The rest of the film is perfectly adequate in demonstrating how much of a horrible person Harvey Keitel is (Nicholas Cage’s character is more of a “Chaotic Good” sort). The ending is a predictable enough result whereas the ending of Port of Call is total insanity. I think this film is trying to be disturbing at its core but the thing is, I’ve seen Oldboy and nothing is disturbing now so it doesn’t really work for me personally. I really like dirty cop movies and I liked Dark Blue quite a lot which I saw recently, but this one is just sort of alright. Not a bad film by any stretch but not a particularly amazing one either.
A random criticism I have of the film is that all of the women in the film are ridiculously gorgeous, and if you’re trying to make a film “gritty” as it were you have to dress them up in such a way that they don’t look like that. Port of Call has only one attractive woman in it and even she still looks fucked up half the time, but regular old Bad Lieutenant apparently has a drug dealing/perpetually using woman who just looks fantastic all the time, no side effects guys; those only impact the Keitel.
This review comes off a little harsh but I don’t mean to disparage the film that much.
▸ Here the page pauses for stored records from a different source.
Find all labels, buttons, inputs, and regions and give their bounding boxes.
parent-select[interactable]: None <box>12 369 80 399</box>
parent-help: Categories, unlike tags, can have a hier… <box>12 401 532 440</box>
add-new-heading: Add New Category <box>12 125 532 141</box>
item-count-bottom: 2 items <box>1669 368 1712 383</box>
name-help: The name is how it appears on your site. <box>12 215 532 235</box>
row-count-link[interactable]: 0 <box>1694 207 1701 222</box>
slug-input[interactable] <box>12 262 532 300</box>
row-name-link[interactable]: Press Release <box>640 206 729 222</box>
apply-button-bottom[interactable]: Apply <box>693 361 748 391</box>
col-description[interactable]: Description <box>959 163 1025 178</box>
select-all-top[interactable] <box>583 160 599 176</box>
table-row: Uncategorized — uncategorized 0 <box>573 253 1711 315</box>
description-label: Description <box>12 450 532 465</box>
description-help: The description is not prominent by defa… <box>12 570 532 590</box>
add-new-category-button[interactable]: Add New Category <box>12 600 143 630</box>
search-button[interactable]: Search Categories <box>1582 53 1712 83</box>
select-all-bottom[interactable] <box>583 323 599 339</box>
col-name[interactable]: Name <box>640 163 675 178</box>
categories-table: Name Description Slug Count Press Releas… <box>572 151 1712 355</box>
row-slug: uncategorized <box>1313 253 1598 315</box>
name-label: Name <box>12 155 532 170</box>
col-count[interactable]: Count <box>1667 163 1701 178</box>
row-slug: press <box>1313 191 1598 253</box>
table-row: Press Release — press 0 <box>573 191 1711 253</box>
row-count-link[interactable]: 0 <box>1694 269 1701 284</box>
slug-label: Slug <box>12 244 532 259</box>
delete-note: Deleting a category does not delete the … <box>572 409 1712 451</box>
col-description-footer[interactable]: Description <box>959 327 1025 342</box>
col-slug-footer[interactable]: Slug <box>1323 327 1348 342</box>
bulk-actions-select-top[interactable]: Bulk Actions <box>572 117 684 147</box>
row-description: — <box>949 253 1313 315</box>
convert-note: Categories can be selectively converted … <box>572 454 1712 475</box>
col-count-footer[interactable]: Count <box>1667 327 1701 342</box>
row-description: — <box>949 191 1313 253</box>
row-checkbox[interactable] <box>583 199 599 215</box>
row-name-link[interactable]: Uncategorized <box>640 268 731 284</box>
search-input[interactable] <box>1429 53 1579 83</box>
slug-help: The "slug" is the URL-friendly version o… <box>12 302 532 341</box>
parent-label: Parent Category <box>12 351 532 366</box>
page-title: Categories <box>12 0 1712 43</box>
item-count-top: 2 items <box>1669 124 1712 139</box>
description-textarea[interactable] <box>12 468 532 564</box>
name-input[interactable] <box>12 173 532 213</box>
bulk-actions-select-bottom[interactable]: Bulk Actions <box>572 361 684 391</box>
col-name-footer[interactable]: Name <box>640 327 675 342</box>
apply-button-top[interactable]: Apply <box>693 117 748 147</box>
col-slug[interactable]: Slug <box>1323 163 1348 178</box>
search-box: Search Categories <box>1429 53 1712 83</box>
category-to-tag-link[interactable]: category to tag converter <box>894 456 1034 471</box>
It’s still quite good and you should see it, just make sure you watch Port of Call New Orleans at some point because that shit is fucking amazing.
Aside: I bought Edge of Tomorrow and saw that yesterday, still pretty damn incredible. Guess what the first trailer is when you boot up the DVD? That’s right, Mad Max. So WB has put out in the past 2 years the best two movies as well as Shadow of Mordor, The Witcher 3 (US distributor, the overwhelming GoTY favorite), Mortal Kombat X, and Arkham Knight, good work WB I dunno how this happened but keep doing what you’re doing.